Lockspire.Protocol.FAPI20EnforcerPlug (lockspire v1.0.0)

Copy Markdown

Boundary fail-fast enforcer for FAPI 2.0 Security Profile.

When the effective security_profile is :fapi_2_0_security, this Plug rejects:

  • GET /authorize requests missing request_uri (FAPI-02 / PAR mandate)
  • POST /token requests missing the dpop header (FAPI-03 / sender-constraining)
  • GET-or-POST /userinfo requests missing the dpop header (FAPI-03 / resource access)

The Plug is exempt for /par (the PAR endpoint by definition has no request_uri) and bypasses any non-FAPI path. On unreachable ServerPolicy it fails CLOSED with 503.

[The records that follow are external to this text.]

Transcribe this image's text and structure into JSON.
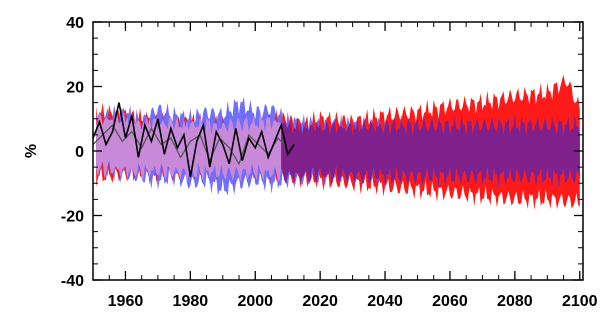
{
  "chart_data": {
    "type": "area",
    "title": "",
    "xlabel": "",
    "ylabel": "%",
    "xlim": [
      1950,
      2101
    ],
    "ylim": [
      -40,
      40
    ],
    "x_ticks": [
      1960,
      1980,
      2000,
      2020,
      2040,
      2060,
      2080,
      2100
    ],
    "y_ticks": [
      40,
      20,
      0,
      -20,
      -40
    ],
    "grid": false,
    "colors": {
      "red_band": "#ff1a1a",
      "blue_band": "#5555ff",
      "overlap_band": "#80208a",
      "hist_overlap": "#c88ad8",
      "observations": "#000000"
    },
    "series": [
      {
        "role": "upper envelope (red)",
        "x": [
          1951,
          1960,
          1970,
          1980,
          1990,
          2000,
          2008,
          2015,
          2020,
          2030,
          2040,
          2050,
          2060,
          2070,
          2080,
          2090,
          2096,
          2100
        ],
        "values": [
          12,
          11,
          9,
          9,
          8,
          9,
          10,
          8,
          10,
          9,
          11,
          12,
          14,
          15,
          17,
          18,
          22,
          13
        ]
      },
      {
        "role": "lower envelope (red)",
        "x": [
          1951,
          1960,
          1970,
          1980,
          1990,
          2000,
          2008,
          2020,
          2030,
          2040,
          2050,
          2060,
          2070,
          2080,
          2090,
          2100
        ],
        "values": [
          -8,
          -7,
          -7,
          -7,
          -7,
          -7,
          -8,
          -9,
          -10,
          -11,
          -12,
          -13,
          -14,
          -15,
          -15,
          -16
        ]
      },
      {
        "role": "upper envelope (blue)",
        "x": [
          1951,
          1960,
          1965,
          1970,
          1975,
          1980,
          1985,
          1990,
          1995,
          2000,
          2005,
          2010,
          2020,
          2040,
          2060,
          2080,
          2100
        ],
        "values": [
          10,
          12,
          9,
          13,
          11,
          10,
          12,
          11,
          15,
          12,
          13,
          9,
          8,
          8,
          8,
          8,
          8
        ]
      },
      {
        "role": "lower envelope (blue)",
        "x": [
          1951,
          1960,
          1965,
          1970,
          1975,
          1980,
          1985,
          1990,
          1995,
          2000,
          2005,
          2010,
          2020,
          2040,
          2060,
          2080,
          2100
        ],
        "values": [
          -6,
          -7,
          -8,
          -9,
          -8,
          -10,
          -9,
          -12,
          -10,
          -9,
          -10,
          -9,
          -8,
          -8,
          -8,
          -8,
          -8
        ]
      },
      {
        "role": "observations (black)",
        "x": [
          1950,
          1952,
          1954,
          1956,
          1958,
          1960,
          1962,
          1964,
          1966,
          1968,
          1970,
          1972,
          1974,
          1976,
          1978,
          1980,
          1982,
          1984,
          1986,
          1988,
          1990,
          1992,
          1994,
          1996,
          1998,
          2000,
          2002,
          2004,
          2006,
          2008,
          2010,
          2012
        ],
        "values": [
          4,
          9,
          2,
          6,
          15,
          4,
          11,
          -2,
          8,
          3,
          10,
          -1,
          7,
          1,
          5,
          -8,
          3,
          8,
          -5,
          6,
          2,
          -4,
          7,
          -3,
          4,
          1,
          6,
          -2,
          3,
          8,
          -1,
          2
        ]
      },
      {
        "role": "observations (grey)",
        "x": [
          1950,
          1953,
          1956,
          1959,
          1962,
          1965,
          1968,
          1971,
          1974,
          1977,
          1980,
          1983,
          1986,
          1989,
          1992,
          1995,
          1998,
          2001,
          2004,
          2007,
          2010
        ],
        "values": [
          2,
          5,
          8,
          3,
          6,
          1,
          7,
          2,
          4,
          -2,
          3,
          5,
          -3,
          4,
          1,
          -4,
          5,
          2,
          -1,
          4,
          1
        ]
      }
    ]
  }
}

Per-route dispatch table is in 41-02-PLAN.md.

Implementation Notes

  • For /userinfo, enforcement is header-shape only (DPoP header presence + Authorization scheme). No access token decode occurs in the Plug (see <userinfo_strategy> in plan).
  • Per-client opt-in under global :none is supported (G1 scenario). Per-client :none escape hatch under global :fapi_2_0_security is also supported (G2 / D-01).
  • The policy_fn opt in init/1 is used in tests to simulate policy unavailability. In production, pass [] or %{} and the default Repository.get_server_policy/0 function is used.